Our results revealed that the LPAI H9N2 virus variants that harbor the PB2, PB1, PA, and NS gene segments from the pigeon/2014 H9N2 strain have been circulating since 2014 and have become the dominant H9N2 genotype circulating in Egypt from 2016 to 2021 (Figure 1 and Figure 2). None of the infected chickens showed any symptoms of respiratory disease, but virus shedding was detected up to 7 dpi in all infected groups (although no virus was detected at 11 dpi). No statistically significant difference in virus shedding between the infected groups was found. However, a considerable variation in virus shedding at day 7 dpi was detected, where the quail/14864V/2014 showed an increased virus shedding in both tracheal and cloacal swabs at 7 dpi. The LPAI viruses are described as mainly targeting the respiratory tract, limitedly targeting the gastrointestinal tract, and usually associated with poor cloacal virus shedding in infected chickens [34,35]. It was noticed that there are different patterns in cloacal shedding among the infected groups, where the ch/V1172/2018 virus produced earlier cloacal virus shedding at 2 dpi to 4 dpi compared to the other two viruses, which started CL virus shedding on 4 dpi till 7 dpi. Variation in the virus shedding onset and the duration of virus shedding was described in previous studies with LPAI viruses [35,36].

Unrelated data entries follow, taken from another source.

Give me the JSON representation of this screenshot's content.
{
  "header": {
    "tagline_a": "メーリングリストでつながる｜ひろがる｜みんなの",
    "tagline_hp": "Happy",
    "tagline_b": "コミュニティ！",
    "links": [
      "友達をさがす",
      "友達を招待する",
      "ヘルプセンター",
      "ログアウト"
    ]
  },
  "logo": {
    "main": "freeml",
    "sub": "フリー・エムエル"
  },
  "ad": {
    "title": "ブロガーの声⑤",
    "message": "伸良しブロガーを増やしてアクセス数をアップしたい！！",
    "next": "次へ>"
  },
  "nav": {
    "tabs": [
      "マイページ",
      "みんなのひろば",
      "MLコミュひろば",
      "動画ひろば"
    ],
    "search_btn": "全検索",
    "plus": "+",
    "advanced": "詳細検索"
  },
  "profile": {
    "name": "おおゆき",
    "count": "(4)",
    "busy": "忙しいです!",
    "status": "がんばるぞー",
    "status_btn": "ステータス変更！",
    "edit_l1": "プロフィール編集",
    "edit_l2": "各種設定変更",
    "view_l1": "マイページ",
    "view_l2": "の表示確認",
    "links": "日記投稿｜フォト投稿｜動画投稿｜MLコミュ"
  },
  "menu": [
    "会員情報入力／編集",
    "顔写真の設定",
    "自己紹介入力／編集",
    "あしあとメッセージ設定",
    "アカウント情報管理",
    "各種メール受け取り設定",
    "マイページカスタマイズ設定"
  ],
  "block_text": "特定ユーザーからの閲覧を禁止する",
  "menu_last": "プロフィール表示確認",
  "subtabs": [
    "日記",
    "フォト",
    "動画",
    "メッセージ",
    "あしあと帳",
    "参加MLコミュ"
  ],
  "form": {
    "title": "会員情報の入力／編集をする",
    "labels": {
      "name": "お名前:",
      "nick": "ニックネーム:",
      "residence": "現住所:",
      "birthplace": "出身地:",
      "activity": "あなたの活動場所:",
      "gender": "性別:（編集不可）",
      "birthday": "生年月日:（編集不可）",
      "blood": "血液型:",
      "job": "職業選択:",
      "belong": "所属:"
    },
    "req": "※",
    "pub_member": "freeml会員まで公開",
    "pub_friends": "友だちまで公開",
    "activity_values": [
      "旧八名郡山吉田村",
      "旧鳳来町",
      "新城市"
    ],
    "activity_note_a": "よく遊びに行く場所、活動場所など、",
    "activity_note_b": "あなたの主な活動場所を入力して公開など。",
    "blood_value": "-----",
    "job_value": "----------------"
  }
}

This indicated the ability of the Egyptian LPAI H9N2 variants to infect both the respiratory and the digestive tract. A previous study revealed that other H9N2 virus variants of the Y439-like lineage could be detected until 7 dpi intranasally in infected chickens with no clinical signs [37]. Normal histological architecture was observed in all birds in the negative control group. Variable microscopic lesions were observed in infected organs at 2 dpi, and the severity increased with time progression. All infected groups showed variable tracheal lesions that varied from mild tracheitis to severe necrotic lesions, which was observed early in the groups infected with quail/14864V/2014 and quail/113413V/2011. Moreover, marked pathological alterations were observed in lungs of all groups, but no difference in intensity between groups was noticed. In addition to the ability of H9N2 virus variants to induce infection in the respiratory and digestive tracts, the lymphoid organs were also affected. Bursa and spleen suffered from lymphocytic depletion and degenerative reactions with different degrees of severity among the infected groups. Additionally, the inoculated virus was detected in both organs until 7 dpi. The impact of H9N2 on the lymphoid tissues has been reported previously both in the Egyptian strains and various strains related to other lineages [38,39]. Our antigenic characterization of both the current and the 2011-like variants revealed that they are still antigenically homologous. On the contrary, the quail/14864V/2014 is still antigenic heterogeneous compared to the other Egyptian variants, as shown in previous studies [10,11].

Our study extends the current understanding of the genetic and pathogenic characteristics of LPAI H9N2 virus variants in Egypt. Thus, it is essential to strengthen the surveillance of AIV in both wild and domestic poultry coupled with whole-genome sequencing to continue detailed monitoring of the virus evolution and to detect novel reassortant influenza viruses.